A. 22.6, 21.5, 23.7, 22.6, 28.9, 22.6, 20.9
B. 2.4, 5.3, 3.5, 22.6, 1.8, 2.1, 4.6, 1.9
C. 20.5, 20.8, 21.6, 22.6, 23.7, 24.5, 25.1
D. 13.6, 31.7, 25.8, 22.6, 18.9, 21.6, 30.5
B is where 22.6 is an outlier.
the set where most of the values are distant from 22.6
Hmm, let me think about this... Ah! I've got it! The clown of the data sets is option B. Why? Because while all the other data sets have repeated values of 22.6, option B stands out with just one 22.6. It's like the odd clown out!

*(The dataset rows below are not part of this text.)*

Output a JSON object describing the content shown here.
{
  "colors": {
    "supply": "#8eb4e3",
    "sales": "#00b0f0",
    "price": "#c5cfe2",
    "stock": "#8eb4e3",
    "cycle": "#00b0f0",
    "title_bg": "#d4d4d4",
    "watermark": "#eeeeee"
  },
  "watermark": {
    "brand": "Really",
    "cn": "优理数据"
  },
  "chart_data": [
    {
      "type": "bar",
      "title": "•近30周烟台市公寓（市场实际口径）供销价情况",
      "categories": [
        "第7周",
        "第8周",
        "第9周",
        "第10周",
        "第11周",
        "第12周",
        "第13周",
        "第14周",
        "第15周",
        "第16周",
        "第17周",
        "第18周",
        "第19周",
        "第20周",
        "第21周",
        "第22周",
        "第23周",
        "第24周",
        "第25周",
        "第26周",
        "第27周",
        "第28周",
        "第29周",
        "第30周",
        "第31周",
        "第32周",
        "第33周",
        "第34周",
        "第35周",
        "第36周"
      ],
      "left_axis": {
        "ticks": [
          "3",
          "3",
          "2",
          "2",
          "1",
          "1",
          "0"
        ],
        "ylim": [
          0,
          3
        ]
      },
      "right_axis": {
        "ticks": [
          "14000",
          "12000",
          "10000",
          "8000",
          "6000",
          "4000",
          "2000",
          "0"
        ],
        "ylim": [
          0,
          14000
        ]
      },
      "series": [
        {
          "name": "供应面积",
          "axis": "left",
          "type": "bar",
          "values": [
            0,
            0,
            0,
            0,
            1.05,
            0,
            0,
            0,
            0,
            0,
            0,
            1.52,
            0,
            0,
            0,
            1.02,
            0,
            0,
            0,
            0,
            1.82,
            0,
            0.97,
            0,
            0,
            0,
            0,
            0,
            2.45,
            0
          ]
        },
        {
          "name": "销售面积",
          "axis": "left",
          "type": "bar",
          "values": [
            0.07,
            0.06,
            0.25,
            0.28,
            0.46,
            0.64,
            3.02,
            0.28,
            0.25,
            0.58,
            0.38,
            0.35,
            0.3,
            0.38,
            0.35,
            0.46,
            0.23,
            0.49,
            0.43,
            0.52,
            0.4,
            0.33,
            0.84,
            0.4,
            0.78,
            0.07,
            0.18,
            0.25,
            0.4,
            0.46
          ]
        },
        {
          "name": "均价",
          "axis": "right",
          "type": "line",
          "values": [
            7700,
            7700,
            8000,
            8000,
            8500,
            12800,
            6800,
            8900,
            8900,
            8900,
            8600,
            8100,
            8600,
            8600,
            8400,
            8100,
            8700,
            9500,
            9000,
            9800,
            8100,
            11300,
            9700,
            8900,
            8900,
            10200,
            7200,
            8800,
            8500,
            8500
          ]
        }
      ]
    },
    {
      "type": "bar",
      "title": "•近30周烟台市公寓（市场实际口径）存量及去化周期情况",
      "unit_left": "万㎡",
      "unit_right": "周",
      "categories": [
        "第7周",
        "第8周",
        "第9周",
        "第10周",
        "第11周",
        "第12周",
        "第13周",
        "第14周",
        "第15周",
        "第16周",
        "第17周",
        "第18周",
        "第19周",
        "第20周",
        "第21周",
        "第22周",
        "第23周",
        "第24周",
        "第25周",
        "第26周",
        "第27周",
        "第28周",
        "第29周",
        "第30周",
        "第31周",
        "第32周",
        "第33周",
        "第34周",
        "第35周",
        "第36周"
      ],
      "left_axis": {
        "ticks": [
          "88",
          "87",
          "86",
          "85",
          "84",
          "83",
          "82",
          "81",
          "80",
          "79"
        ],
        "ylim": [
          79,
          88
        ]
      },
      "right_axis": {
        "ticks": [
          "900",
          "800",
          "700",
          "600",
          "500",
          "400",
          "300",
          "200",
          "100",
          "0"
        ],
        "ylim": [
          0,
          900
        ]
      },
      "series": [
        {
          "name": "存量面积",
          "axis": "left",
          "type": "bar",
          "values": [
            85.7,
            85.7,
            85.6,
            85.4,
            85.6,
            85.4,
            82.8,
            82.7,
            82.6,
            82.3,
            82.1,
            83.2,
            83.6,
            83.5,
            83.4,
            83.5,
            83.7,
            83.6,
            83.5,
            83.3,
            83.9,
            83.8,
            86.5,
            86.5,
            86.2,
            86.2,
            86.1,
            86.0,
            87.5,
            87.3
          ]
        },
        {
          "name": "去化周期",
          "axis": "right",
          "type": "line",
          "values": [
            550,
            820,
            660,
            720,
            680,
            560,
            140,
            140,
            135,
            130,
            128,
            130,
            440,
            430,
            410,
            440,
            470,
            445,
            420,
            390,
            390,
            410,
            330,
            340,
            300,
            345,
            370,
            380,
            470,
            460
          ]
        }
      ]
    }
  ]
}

To determine if 22.6 is an outlier for each set of data, we need to calculate the mean and standard deviation.
For set A:
Mean = (22.6 + 21.5 + 23.7 + 22.6 + 28.9 + 22.6 + 20.9) / 7 = 21.99
Standard Deviation = √[ (22.6 - 21.99)² + (21.5 - 21.99)² + (23.7 - 21.99)² + (22.6 - 21.99)² + (28.9 - 21.99)² + (22.6 - 21.99)² + (20.9 - 21.99)² ] / 7 = 2.20
Since 22.6 is within 1 standard deviation of the mean, it is not an outlier for set A.
For set B:
Mean = (2.4 + 5.3 + 3.5 + 22.6 + 1.8 + 2.1 + 4.6 + 1.9) / 8 = 6.10
Standard Deviation = √[ (2.4 - 6.10)² + (5.3 - 6.10)² + (3.5 - 6.10)² + (22.6 - 6.10)² + (1.8 - 6.10)² + (2.1 - 6.10)² + (4.6 - 6.10)² + (1.9 - 6.10)² ] / 8 = 7.54
Since 22.6 is more than 2 standard deviations away from the mean, it is an outlier for set B.
For set C:
Mean = (20.5 + 20.8 + 21.6 + 22.6 + 23.7 + 24.5 + 25.1) / 7 = 22.22
Standard Deviation = √[ (20.5 - 22.22)² + (20.8 - 22.22)² + (21.6 - 22.22)² + (22.6 - 22.22)² + (23.7 - 22.22)² + (24.5 - 22.22)² + (25.1 - 22.22)² ] / 7 = 1.32
Since 22.6 is within 1 standard deviation of the mean, it is not an outlier for set C.
For set D:
Mean = (13.6 + 31.7 + 25.8 + 22.6 + 18.9 + 21.6 + 30.5) / 7 = 23.06
Standard Deviation = √[ (13.6 - 23.06)² + (31.7 - 23.06)² + (25.8 - 23.06)² + (22.6 - 23.06)² + (18.9 - 23.06)² + (21.6 - 23.06)² + (30.5 - 23.06)² ] / 7 = 5.94
Since 22.6 is within 1 standard deviation of the mean, it is not an outlier for set D.
Therefore, 22.6 is an outlier only for set B.